Chegaram a África. O destino -lo encontrar-se com um Major conhecido da tropa em Arca d'Água que procurava um motorista para a esposa e a filha. Ele sabia que Victor tinha tirado a carta de condução no quartel de Arca d'água. Convidou-o. Ele aceitou.

Em África viveu como se não houvesse amanhã. O que recebia hoje, gastava hoje. Amanhã vendia o que tinha comprado ontem se precisasse de dinheiro.

Começou a trocar correspondência com Odeta, a vizinha, amiga. Só amiga, até então. Teve também uma madrinha de guerra. Odeta enviava-lhe roupa, doces e cigarros. Isabel livros. 'O Fio da Navalha', 'Por quem os Sinos Dobram', 'O Velho e o Mar', foram ao encontro dele e voltaram com ele.

Viu colegas morrerem, nenhum em combate. Um pura estupidez.

Teve também de conduzir colunas militares ao serviço do Major Spínola. Foi marcante, o encontro com ele. Entre outras coisas levava colchões para um acampamento militar. Voltou para Luanda... com os colchões. Spínola descobriu que os colchões para os militares eram diferentes dos dos oficiais. Rejeitou e devolveu-os.

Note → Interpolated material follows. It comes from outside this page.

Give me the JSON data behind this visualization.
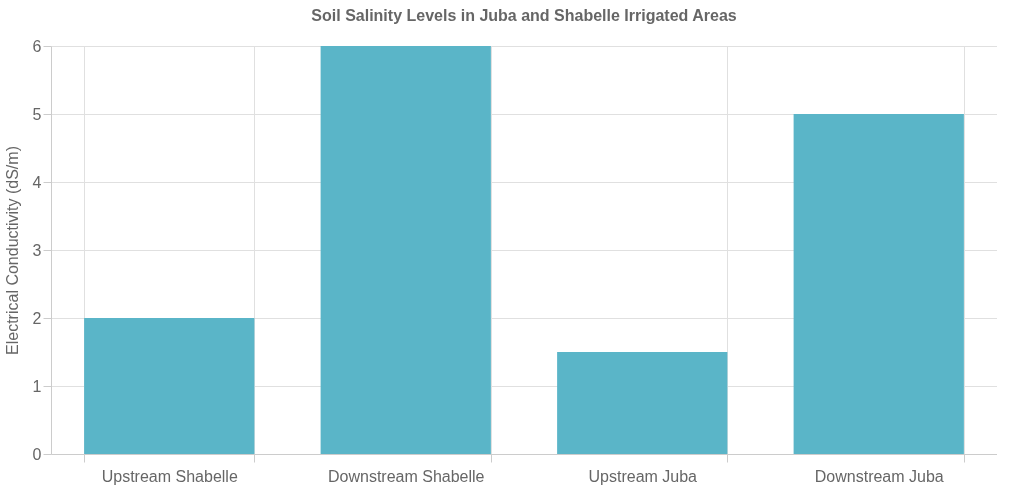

Fez muitas coisa em África. Divertiu-se, sofreu de saudades, pela morte dos camaradas e pela incerteza do dia seguinte... dois longos anos.

Quando voltou, voltou mais rebelde do que antes. Odeta esperava-o. O Chefe Reis, futuro sogro também. Estava fardado e esperava-o com o carro do comando. Estava eufórico. A euforia fazia-o dizer o que não devia. Estava a ser vigiado pelos homens da gabardina. Saiu do comboio em Campanhã a desenrolar um rolo de papel higiénico, enquanto insultava Salazar.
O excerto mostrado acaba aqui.